Jenifer Becker schreibt nüchtern, direkt und mit einer ordentlichen Prise Zynismus. Orientiert an zahlreichen aktuellen Ereignissen wie der Corona-Krise und dem Ukraine-Krieg schildert sie aus Sicht der dreißigjährigen Mila, wie es sich anfühlt, sich stückweise selbst aus dem Internet zu löschen. Dabei stehen vor allem Milas Ängste, gecancelt zu werden, und die Beziehung zu ihrer Querdenker-nahen Familie im Vordergrund.

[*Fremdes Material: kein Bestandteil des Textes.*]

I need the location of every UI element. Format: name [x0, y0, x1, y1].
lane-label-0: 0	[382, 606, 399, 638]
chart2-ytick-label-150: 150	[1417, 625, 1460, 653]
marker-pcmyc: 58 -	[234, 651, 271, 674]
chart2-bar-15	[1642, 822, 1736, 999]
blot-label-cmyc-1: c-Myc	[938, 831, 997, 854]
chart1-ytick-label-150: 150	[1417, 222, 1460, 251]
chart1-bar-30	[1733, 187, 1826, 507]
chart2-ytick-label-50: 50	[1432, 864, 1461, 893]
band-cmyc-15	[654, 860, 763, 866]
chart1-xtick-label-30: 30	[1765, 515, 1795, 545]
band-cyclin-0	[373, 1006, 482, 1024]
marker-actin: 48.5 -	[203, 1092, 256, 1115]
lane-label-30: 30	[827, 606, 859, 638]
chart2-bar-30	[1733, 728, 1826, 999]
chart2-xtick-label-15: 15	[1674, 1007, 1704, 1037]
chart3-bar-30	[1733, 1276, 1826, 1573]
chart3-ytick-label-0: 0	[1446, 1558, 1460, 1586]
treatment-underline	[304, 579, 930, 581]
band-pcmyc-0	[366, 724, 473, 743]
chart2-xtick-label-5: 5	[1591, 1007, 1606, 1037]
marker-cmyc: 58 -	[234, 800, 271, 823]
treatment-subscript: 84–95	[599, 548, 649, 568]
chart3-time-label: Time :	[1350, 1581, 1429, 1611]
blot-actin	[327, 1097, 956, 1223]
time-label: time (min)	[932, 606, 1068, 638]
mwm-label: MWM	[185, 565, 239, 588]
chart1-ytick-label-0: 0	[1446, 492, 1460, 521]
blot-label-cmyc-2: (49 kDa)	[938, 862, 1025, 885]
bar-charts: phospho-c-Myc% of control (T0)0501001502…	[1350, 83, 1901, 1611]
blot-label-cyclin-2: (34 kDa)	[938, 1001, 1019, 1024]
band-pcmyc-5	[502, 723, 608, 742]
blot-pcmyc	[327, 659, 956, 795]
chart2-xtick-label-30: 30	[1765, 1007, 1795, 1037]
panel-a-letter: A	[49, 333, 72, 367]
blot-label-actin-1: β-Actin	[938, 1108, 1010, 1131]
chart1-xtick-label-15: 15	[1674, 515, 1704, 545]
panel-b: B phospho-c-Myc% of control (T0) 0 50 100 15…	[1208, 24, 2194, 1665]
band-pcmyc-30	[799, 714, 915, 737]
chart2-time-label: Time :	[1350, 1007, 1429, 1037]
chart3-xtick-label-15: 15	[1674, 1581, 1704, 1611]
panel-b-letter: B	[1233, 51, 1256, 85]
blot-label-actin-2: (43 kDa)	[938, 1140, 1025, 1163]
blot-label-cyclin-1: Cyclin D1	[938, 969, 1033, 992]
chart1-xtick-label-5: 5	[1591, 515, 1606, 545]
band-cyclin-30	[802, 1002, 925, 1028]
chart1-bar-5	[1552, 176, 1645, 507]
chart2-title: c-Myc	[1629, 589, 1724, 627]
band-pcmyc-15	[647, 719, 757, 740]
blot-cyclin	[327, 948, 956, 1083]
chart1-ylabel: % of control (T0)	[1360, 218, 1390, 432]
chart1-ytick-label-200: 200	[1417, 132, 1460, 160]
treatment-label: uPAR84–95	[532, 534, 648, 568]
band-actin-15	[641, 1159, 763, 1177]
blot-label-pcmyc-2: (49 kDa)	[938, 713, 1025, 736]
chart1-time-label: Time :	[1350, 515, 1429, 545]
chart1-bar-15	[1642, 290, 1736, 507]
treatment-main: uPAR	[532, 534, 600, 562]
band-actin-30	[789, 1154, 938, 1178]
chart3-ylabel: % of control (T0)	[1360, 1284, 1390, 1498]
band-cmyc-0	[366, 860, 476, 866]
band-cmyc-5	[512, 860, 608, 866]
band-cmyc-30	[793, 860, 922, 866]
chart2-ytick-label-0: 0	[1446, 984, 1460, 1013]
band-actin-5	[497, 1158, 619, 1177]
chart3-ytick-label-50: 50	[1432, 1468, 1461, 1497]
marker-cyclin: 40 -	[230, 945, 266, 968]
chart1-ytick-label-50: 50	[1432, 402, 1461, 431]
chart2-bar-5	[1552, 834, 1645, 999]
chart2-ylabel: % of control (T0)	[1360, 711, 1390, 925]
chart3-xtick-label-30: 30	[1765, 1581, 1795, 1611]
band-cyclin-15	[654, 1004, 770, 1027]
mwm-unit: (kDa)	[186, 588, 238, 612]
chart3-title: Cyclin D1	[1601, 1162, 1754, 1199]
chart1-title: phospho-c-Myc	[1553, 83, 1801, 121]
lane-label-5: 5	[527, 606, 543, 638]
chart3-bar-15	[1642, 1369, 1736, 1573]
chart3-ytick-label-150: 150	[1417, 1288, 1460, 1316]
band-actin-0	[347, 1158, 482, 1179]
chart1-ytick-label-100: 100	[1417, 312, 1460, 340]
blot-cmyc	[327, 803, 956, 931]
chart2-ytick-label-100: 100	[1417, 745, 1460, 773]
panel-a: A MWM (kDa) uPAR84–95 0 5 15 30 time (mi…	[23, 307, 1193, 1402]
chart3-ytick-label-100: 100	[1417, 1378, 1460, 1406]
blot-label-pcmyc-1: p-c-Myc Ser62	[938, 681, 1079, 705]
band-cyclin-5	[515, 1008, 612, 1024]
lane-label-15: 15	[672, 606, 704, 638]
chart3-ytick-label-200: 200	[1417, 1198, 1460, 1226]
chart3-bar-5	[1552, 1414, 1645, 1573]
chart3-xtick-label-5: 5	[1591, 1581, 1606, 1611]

Leider hat mich der Roman nicht fesseln können und ich bin trotz des flüssigen Schreibstils und des tollen Covers nicht auf den Geschmack der Geschichte gekommen. Zwar sind die Gedanken und Gefühle der Protagonistin sehr realitätsnah und man sollte sich als junge Leserin mit ihr identifizieren können, zugleich habe ich aber beim Lesen immer wieder geschwankt zwischen Sympathie und Genervtsein. Vielleicht sind es die konstanten Beschwerden Milas über ihre Familie, weil diese zu den "Impfgegnern" gehören, oder vielleicht sind es auch die ständigen popkulturellen und politischen Bezüge, die oft noch in einen Nebensatz gequetscht daherkommen und immer wieder darauf hinweisen, wie woke und aufgeklärt und aktivistisch die Protagonistin doch ist. Natürlich passt das alles in das Milieu, in dem die Handlung sich abspielt, aber es kann trotzdem mitunter sehr anstrengend zu lesen sein.

Des weiteren scheint die Geschichte einfach nicht in Gang zu kommen. Ein Grund dafür ist wahrscheinlich auch, worauf der Titel des Romans schon ganz offensichtlich hindeutet: wer sein Social Media löscht, der wird vor allem erst einmal sehr viele "Zeiten der Langweile" aushalten müssen. Mich persönlich hat das tatsächlich sehr zum Nachdenken angeregt über den eigenen Medienkonsum, Social Media Profile und Bildschirmzeiten. Dafür 3 Sterne! Die Geschichte wird leider dadurch trotzdem nicht spannender zu lesen und ich musste das Buch leider zur Seite legen.